Pierwsza kwarta spotkania to festiwal niecelnych rzutów graczy obu ekip, którzy w sumie przez pierwsze dziesięć minut gry zdobyli 21 punktów. Goście zaczęli bardzo dobrze i szybko objęli sześciopunktowe prowadzenie, później jednak nie potrafili pójść za ciosem i przez pozostałe ponad 7 minut gry dorzucili tylko 6 oczek. Gospodarze również mieli problemy z oddawaniem celnych rzutów i pierwsza kwarta zakończyła się wynikiem 9:12.
O niebo lepiej pod względem ilości trafień wyglądała druga kwarta. Mocną wymianę od pierwszej do ostatniej sekundy drugiej kwarty ponownie na swoją korzyść rozstrzygnęli białostoczanie. Na trafienia Szczerbatiuka, Kalinowskiego czy Zabielskiego najczęściej odpowiadał lider gospodarzy - Bartłomiej Bartoszewicz, który gasił pożar w swoim zespole i nie pozwalał odjechać Żubrom na dystans większy, niż 10 punktów. Ostatecznie po dwóch kwartach zespół Tomasza Kujawy prowadził 39:32.
W pewnym momencie trzeciej kwarty Żubry prowadziły 11 punktami i było to ostatnie tak wysokie prowadzenie białostoczan w Łodzi. Później do głosu doszli gospodarze, którzy potrafili odrobić straty, a nawet wyjść na prowadzenie. Ostatecznie jednak przed decydującą kwartą białostoczanie prowadzili 63:59.
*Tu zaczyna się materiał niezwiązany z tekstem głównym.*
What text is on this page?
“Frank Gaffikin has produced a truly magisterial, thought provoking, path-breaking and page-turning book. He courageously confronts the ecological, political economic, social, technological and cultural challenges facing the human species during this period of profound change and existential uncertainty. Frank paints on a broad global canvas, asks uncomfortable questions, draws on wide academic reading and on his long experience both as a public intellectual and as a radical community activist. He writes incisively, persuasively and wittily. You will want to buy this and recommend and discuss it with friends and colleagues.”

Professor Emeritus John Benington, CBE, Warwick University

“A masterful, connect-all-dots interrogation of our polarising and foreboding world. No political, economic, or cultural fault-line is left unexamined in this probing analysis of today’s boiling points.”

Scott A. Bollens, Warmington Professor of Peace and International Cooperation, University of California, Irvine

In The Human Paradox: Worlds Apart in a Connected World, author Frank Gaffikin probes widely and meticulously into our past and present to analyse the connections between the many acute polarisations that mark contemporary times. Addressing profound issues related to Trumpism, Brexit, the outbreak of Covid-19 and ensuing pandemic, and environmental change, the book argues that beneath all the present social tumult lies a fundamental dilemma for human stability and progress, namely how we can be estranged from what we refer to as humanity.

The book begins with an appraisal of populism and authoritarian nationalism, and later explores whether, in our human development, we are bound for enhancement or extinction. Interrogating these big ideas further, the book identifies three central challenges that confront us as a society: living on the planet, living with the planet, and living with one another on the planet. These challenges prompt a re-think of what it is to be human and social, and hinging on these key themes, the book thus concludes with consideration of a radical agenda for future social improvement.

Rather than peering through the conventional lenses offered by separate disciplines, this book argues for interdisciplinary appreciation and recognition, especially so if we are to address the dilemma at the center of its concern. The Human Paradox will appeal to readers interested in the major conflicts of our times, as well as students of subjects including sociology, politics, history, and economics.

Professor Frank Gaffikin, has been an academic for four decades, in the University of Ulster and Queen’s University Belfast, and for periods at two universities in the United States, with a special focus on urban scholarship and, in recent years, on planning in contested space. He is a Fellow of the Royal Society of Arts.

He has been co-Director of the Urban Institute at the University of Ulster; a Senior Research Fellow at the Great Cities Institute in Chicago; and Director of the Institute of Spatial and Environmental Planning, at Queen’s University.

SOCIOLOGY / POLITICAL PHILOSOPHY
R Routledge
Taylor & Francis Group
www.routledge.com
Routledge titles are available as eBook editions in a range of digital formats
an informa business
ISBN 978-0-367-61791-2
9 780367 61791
Wszystko, co najgorsze zaczęło się dla Żubrów po zejściu... Bartłomieja Bartoszewicza. Lider gospodarzy musiał opuścić boisko za przewinienia. Wówczas łodzianie zaczęli grać bardziej zespołowo, co sprawiało przyjezdnym więcej problemów, niż zatrzymanie skutecznego 25-latka.
- Tak na świeżo ciężko ocenić mecz, mogę się mylić, ale wydaje mi się, że do momentu, jak grał Bartoszewicz, o ironio, wygrywaliśmy te spotkanie. W momencie jak spadł za pięć fauli, to do gry włączyli się pozostali zawodnicy. ŁKS zaczął grać bardziej zespołowo, więcej jeden na jednego i to zadecydowało. Dopóki znajdował się na boisku, to cały ciężar zdobywania punktów spoczywał na nim, reszta niechętnie włączała się do ataku - ocenił mecz chwilę po jego zakończeniu trener Tomasz Kujawa.
Szkoleniowiec białostoczan przed spotkaniem wspomniał, że kluczowe będzie powstrzymanie akcji rzutowych na obwodzie, a także zatrzymanie Bartoszewicza. Pierwsze się udało, łodzianie trafili 5 z 23 prób za trzy punkty. Drugie niekoniecznie. - Próbowaliśmy go podwajać, ale jest tak mocny fizycznie, że nie przynosiło to spodziewanego efektu. Mieliśmy z nim problemy i trafiał, ale dopóki grał i zdobywał punkty, to jak już mówiłem wygrywaliśmy, największy problem zaczął się gdy musiał opuścić boisko - przyznał szkoleniowiec gości.
Goście z Podlasia próbowali jeszcze dogonić rywali rzutem z połowy boiska, na który zdecydował się Arkadiusz Zabielski, ale kapitan białostoczan trafił tylko w obręcz i ostatecznie Żubry wracają do Białegostoku na tarczy.
- To było bardzo emocjonujące spotkanie z dużą ilością fauli. Sędziowie troszeczkę sobie nie radzili z zapałem do gry po obu stronach. Nie gwizdali fauli w obie strony, co powodowało sporo nerwowości. Mecz był bardzo szarpany i nieczysty, ale przy tym trzymający w napięciu. Raz my prowadziliśmy, raz gospodarze, ogólnie byliśmy blisko jednak przegraliśmy za dużo pojedynków jeden na jednego. Mieliśmy z tym spory problem, bo bardzo nas tym rozkręcali - tłumaczył powody porażki swojego zespołu trener Tomasz Kujawa.
ŁKS AZS UŁ SG Łódź 85 [(9:12)(23:27)(27:24)(26:19)] 82 Żubry Białystok
Punkty Żubry: Krzysztof Kalinowski - 19, Bartłomiej Wróblewski, Aleksander Szczerbatiuk - 15, Paweł Karasiewicz - 13, Arkadiusz Zabielski - 10, Andrzej Misiewicz - 6, Mateusz Niewiński, Marcin Monach - 2.